There are several standards that provide guidance on specifying and measuring PCB impedance:

- IPC-2141 – “Controlled Impedance Circuit Boards and High-Speed Logic Design”
- IPC-TM-650 2.5.5.7 – “Characteristic Impedance of Lines on Printed Boards by TDR”
- IPC-6018 – “Microwave End Product Board Inspection and Test”

These standards define impedance classes (e.g. Class 1, 2, 3) with associated tolerance bands (e.g. ±10%). They describe material, design, manufacturing, and testing requirements to meet those classes.

Designers should specify the relevant standard and class on their fabrication drawings to communicate impedance requirements to the PCB manufacturer. Many PCB shops are certified to these IPC standards.

## Impedance Calculator PCB FAQ

### What is the typical impedance of a PCB trace?

50Ω is most common for single-ended traces in RF and high-speed digital designs. 100Ω differential is typical for differential pairs. The actual target impedance depends on the specific application and I/O standards involved.

### What affects the impedance of a PCB trace?

PCB trace impedance is mainly determined by:

– Trace width and thickness

– Dielectric material type and thickness

– Presence of reference planes (power/ground)

– Proximity to other traces (coupling)

### How do you match the impedance of a trace to a source?

To match a trace to a source impedance:

1. Determine the source impedance (e.g. 50Ω)

2. Use a PCB impedance calculator to set trace parameters

3. Adjust trace width and/or dielectric height to match source

4. Minimize discontinuities that cause reflections

5. Perform validation testing to confirm match

### What happens if PCB traces are not impedance controlled?

Signal integrity issues may occur such as:

– Reflections causing ringing, overshoot, undershoot

– Increased crosstalk between traces

– Inconsistent rise/fall times, timing errors

– Increased electromagnetic radiation (EMI)

– Reduced power efficiency due to reflections

The severity depends on the degree of mismatch and edge rates of the signals. Low-speed designs are more tolerant of mismatches than high-speed designs.

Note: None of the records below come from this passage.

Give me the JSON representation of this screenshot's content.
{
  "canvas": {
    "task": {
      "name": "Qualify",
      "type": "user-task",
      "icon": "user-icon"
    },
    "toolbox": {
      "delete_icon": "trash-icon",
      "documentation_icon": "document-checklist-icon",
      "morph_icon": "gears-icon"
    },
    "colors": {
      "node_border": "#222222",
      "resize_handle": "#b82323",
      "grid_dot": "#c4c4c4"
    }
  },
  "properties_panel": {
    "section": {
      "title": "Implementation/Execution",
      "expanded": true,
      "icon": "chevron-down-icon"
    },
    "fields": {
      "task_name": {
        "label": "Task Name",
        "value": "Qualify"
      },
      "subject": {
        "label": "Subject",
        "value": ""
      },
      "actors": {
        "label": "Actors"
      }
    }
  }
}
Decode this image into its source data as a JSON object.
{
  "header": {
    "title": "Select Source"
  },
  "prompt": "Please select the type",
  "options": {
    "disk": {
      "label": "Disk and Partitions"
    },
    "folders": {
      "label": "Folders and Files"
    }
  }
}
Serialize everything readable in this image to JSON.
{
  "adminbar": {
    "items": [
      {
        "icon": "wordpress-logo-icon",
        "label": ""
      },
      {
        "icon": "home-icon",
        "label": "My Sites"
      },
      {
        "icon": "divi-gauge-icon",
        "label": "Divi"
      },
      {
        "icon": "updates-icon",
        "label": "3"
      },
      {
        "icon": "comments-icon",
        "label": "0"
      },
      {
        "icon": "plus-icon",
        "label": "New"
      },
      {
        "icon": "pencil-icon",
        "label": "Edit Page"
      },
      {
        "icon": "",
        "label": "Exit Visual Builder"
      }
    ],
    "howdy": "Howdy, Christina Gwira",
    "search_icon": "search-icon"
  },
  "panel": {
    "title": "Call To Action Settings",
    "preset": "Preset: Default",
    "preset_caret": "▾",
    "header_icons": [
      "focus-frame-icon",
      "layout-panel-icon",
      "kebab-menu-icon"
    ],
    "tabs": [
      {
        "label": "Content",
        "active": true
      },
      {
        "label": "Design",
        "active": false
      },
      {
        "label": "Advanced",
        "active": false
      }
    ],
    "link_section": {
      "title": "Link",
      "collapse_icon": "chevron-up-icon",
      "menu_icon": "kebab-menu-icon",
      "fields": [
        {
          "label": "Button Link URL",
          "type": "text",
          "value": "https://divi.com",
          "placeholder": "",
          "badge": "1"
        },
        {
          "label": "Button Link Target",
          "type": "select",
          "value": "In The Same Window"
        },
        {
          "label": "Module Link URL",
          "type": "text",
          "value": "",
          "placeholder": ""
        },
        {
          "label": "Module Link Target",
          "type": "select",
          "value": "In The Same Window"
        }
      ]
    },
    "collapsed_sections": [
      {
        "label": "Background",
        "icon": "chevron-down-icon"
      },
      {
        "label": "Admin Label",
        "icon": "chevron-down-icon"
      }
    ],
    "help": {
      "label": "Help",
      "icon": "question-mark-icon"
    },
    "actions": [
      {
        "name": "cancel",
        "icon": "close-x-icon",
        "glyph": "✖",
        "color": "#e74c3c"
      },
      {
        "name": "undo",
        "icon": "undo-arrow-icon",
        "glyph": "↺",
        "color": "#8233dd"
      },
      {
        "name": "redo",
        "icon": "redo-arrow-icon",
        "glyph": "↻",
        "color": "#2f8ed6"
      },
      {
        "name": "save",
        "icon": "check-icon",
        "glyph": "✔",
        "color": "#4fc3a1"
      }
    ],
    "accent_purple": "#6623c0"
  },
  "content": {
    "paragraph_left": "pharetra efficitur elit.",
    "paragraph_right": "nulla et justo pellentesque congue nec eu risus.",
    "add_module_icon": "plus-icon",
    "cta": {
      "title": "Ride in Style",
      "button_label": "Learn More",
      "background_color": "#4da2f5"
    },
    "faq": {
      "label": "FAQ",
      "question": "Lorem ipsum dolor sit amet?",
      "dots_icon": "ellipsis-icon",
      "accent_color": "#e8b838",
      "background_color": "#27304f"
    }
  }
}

### How do you test PCB impedance?

The most common method is Time Domain Reflectometry (TDR):

1. Inject fast rise time pulse into trace

2. Measure reflected pulse amplitude vs. time

3. Compute impedance from pulse amplitudes

4. Scan probe along trace to measure Z vs. position

TDR provides an impedance profile along the length of the trace to pinpoint any discontinuities. VNAs (vector network analyzers) are also sometimes used to measure S-parameters and compute impedance across frequency.

I hope this in-depth article helps explain how PCB trace impedance works, how to calculate it, and how to control it. Let me know if you have any other questions!